CECOP has supported the adoption of the 2011 Directive. Since the late payments issue persists, we support a revision of the directive. The revision is all the more important in the current context, as businesses already face increased issues with liquidity and other economic difficulties brought about by the war in Ukraine.

Worker and social cooperatives in CECOP’s network are mostly SMEs, and they suffer from late payments from public authorities (business-to-government, B2G) and from other businesses, especially large companies (business-to-business, B2B). Large companies in particular use the imbalance of power in relations with SMEs by pushing SMEs to accept late payments, which for large companies is an additional way to finance their operations. Liquidity problems caused by being on the receiving side of late payments sometimes also lead SMEs to be late payers themselves. The gravity of the situation varies across the EU, but we see a need for a strong response on the European level.  

European Commission has proposed a number of options to address the large amount of late payments:

  • Proactively addressing late payments, by clarifying/tightening the rules and introducing stronger deterrents;
  • Creating better conditions for prompt payments, such as modern payment tools and SME-friendly business environment;
  • Strengthening enforcement in case of late payments.
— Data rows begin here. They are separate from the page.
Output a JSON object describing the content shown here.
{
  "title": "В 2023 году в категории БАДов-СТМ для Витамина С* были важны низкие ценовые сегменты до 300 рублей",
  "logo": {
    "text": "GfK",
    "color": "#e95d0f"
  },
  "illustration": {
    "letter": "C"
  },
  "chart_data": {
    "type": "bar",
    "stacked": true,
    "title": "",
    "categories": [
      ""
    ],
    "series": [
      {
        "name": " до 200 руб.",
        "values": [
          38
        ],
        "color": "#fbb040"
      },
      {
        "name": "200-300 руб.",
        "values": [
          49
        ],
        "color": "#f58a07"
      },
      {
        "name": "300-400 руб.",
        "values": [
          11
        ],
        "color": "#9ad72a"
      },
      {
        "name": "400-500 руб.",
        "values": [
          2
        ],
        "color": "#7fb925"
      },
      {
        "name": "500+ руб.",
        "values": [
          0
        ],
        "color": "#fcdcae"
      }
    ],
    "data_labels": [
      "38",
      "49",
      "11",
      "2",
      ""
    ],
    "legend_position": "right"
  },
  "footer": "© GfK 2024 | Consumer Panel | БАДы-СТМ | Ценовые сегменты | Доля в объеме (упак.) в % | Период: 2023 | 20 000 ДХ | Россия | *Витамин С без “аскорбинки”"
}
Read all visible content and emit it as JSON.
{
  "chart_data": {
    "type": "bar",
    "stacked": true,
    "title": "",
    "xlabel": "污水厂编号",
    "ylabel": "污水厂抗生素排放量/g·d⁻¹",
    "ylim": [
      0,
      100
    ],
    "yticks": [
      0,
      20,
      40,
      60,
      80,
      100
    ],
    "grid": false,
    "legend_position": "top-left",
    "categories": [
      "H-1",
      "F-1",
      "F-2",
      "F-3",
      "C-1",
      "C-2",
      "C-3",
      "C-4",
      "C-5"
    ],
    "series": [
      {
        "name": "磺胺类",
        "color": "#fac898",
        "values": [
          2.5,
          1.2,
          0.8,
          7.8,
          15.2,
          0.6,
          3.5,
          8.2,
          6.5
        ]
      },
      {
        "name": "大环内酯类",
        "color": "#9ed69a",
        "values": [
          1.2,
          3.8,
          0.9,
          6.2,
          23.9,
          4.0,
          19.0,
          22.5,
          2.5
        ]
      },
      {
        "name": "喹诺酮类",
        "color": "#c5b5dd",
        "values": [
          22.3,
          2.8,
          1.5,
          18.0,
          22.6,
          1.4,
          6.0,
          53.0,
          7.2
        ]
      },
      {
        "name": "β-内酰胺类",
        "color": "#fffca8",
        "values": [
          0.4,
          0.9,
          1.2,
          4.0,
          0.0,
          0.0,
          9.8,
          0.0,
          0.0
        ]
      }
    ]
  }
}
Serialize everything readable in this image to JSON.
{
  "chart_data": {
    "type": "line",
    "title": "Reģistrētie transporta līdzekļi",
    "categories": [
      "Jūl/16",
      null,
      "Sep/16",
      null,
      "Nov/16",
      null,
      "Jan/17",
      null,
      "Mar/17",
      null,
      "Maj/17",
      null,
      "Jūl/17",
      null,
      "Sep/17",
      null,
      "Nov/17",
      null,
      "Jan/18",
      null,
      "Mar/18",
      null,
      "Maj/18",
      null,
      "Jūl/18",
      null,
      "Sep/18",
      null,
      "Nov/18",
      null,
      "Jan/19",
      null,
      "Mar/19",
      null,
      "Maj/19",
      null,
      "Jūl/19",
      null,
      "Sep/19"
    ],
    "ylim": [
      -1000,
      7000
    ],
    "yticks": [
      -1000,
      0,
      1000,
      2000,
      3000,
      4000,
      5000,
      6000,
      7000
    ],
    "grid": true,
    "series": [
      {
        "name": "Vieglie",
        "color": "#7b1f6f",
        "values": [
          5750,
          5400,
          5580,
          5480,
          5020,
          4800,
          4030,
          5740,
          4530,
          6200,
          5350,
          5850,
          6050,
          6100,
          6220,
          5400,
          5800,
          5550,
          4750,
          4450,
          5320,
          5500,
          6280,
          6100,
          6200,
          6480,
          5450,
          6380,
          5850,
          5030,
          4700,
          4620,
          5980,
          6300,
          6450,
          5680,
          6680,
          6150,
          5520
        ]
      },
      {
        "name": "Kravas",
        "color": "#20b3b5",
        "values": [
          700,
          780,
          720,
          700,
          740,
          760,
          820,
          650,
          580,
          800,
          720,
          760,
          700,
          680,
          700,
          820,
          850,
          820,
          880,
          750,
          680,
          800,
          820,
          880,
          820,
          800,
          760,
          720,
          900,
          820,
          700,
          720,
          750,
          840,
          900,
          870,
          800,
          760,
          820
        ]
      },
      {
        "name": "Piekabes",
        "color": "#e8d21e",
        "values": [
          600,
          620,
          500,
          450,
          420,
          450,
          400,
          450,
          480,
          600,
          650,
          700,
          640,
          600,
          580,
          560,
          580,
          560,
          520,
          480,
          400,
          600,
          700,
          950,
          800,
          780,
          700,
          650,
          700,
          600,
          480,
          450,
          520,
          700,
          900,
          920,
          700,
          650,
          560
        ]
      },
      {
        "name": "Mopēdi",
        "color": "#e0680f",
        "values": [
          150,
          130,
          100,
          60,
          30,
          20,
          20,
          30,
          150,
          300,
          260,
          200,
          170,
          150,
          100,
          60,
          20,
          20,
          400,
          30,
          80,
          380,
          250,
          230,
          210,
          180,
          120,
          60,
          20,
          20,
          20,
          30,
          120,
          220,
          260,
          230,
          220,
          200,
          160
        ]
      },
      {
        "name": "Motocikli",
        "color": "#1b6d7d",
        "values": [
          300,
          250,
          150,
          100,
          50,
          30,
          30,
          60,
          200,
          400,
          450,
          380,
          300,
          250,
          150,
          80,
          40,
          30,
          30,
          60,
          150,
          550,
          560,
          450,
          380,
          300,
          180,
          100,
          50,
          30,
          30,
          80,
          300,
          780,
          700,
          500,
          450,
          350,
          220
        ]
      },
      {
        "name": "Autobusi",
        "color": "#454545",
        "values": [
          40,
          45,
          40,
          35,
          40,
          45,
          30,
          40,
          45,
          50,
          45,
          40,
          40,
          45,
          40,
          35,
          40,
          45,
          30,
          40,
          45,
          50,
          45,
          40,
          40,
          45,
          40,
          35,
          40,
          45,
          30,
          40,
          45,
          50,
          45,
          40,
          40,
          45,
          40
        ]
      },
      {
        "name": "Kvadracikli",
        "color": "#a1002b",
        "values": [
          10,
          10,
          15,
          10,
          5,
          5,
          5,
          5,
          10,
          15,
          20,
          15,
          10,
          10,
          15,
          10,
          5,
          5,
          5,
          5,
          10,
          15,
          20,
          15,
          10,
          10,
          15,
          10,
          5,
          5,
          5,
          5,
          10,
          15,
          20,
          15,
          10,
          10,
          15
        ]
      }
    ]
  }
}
Overall, CECOP supports the suggestions made by the Commission. In our response, we highlight the following points in particular:

  • All policy measures suggested by the Commission to prevent late payments must apply not only to private businesses but also to public law entities.
  • Public authorities and primary contractors in the framework of public procurement contracts must be held responsible for timely payments down the chain, to their subcontractors. This is one of the key measures for preventing late payments. Laws with this objective have been adopted in Spain and Italy. In Italy in particular, the subcontractor can obtain direct payment for their services from the contracting public authority, in case the primary contractor has defaulted or where the nature of the contract allows it.
  • Unfair practices and clauses must be clearly defined.
  • Introduction of a strict limit on maximum payment terms in both B2B and B2G transactions is important.
  • Automatic withdrawal of unpaid invoices will facilitate VAT refund to the seller. Currently, it can happen that a company has to pay VAT for an invoice that has not been paid by the buyer yet.
  • It is useful to promote modern digital payment tools that will help to ensure timely payment and monitor the entire payment cycle, including at the aggregate level.
  • We support facilitating availability and access to credit management training and financial literacy (digital as well) for SMEs; laying down common minimum criteria for prompt payment schemes; and rewarding prompt payment in public procurement procedures.
  • Enforcement is important, in particular, for malicious late payers. Introduction of administrative penalties is to be supported.
  • In Italy, a new law foresees direct liability of directors in all cases of improper management of payments to creditors by a private company, but this is not the case for directors of public law entities.
  • More widespread use of mediation and out-of-court dispute management mechanisms is welcome. Currently, these tools are not always effective or trusted, and sometimes can be used maliciously for delaying the process of dispute resolution. Malicious and obstructive behaviour by debtors must be sanctioned.
  • In addition to the measures listed by the Commission, the problem of late payments requires improved access to financing including long-term crediting. As mentioned above, the cause of late payments is often lack of liquidity. Improved access to financing would favour SMEs which have more difficulties in accessing credit lines than large companies.